According to Minerva, a voodoo practitioner in the book and film of this name, the half-hour before midnight is for good magic; the half hour afterward is for evil. Metaphorically, much of the action takes place precisely at the top of the clock. The book is literary journalism, describing the death of a young man in Savannah, Ga., in 1981, and the subsequent murder trial of his high-society patron. The 1997 film is an adaptation, based on reality as described in the book but not obsessively faithful to it.

The book, by John Berendt, was published by Random House in 1994 and sat on bestseller lists for four years. Berendt, a one-time editor of New York Magazine, first visited Savannah in 1985, and moved there shortly afterward. He spent eight years soaking up the seaside town's history and character, and the book is as much the story of Savannah as that of redneck gigolo Danny Hansford and bon vivant antique-dealer Jim Williams. The film sticks closer to its murder-mystery core while still painting a vivid picture of the eccentrics who thrive in Old Savannah's antebellum mansions amid the Spanish Moss.

The movie, directed by Clint Eastwood in one of his artier moods, features Kevin Spacey and John Cusack, each of whom has been called the greatest actor of his generation. Spacey plays Jim Williams; Cusack plays John Kelso, a heavily fictionalized version of Berendt, who works with Williams's defence team to get closer to the story he wants to write. A pre-famous Jude Law plays Billy Hanson, the fictionalized version of Hansford.

The film is well-written and evokes plenty of the Old South's charm (and the seaminess behind the façade), but it's draggy in several spots, clocking in at more than two-and-a-half hours. The script lingers too often on "Lady Chablis," a Savannahan playing herself -- presumably Eastwood couldn't bring himself to tell her he was cutting her screen-time back -- but a pure throwaway scene involving her and Cusack at a debutante ball is the best in the picture. It loses its way when writer John Lee Hancock allows it to get stuck in Williams's trial for many minutes at a time. Savannah is interesting; courtroom scenes are a dime a dozen.

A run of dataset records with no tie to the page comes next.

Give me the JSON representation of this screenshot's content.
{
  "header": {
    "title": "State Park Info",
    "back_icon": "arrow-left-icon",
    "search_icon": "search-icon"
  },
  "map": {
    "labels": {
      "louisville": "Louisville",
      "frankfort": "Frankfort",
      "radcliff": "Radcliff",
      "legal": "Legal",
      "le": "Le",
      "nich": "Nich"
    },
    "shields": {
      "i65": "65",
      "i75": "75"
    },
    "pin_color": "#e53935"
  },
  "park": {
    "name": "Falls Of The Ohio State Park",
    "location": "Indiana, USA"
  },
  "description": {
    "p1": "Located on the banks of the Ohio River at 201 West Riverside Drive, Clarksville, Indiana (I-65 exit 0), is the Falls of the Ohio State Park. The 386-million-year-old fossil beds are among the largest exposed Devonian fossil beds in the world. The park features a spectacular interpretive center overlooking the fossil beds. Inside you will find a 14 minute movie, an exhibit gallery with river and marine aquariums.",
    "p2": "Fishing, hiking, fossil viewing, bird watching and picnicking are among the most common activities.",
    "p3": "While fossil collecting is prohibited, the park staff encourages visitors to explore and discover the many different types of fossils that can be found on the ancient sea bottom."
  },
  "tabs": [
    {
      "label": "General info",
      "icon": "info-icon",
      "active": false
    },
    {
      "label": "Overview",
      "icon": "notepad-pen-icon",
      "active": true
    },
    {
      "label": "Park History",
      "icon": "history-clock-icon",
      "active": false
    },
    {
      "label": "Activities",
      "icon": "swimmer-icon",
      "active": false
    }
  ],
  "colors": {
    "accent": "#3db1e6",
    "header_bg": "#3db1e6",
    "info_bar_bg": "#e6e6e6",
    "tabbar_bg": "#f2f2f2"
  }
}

Cusack does the fine job he usually does playing a city boy out of his element. Spacey's performance is understated, but effective in portraying Jim Williams as a man who enjoys his earned wealth and influence ever-so-slightly slightly more than is good for him.

Few people who see the movie seem happy with the way either of the movie's major plot threads conclude. Reading the book takes longer than watching the movie, but the rewards are greater.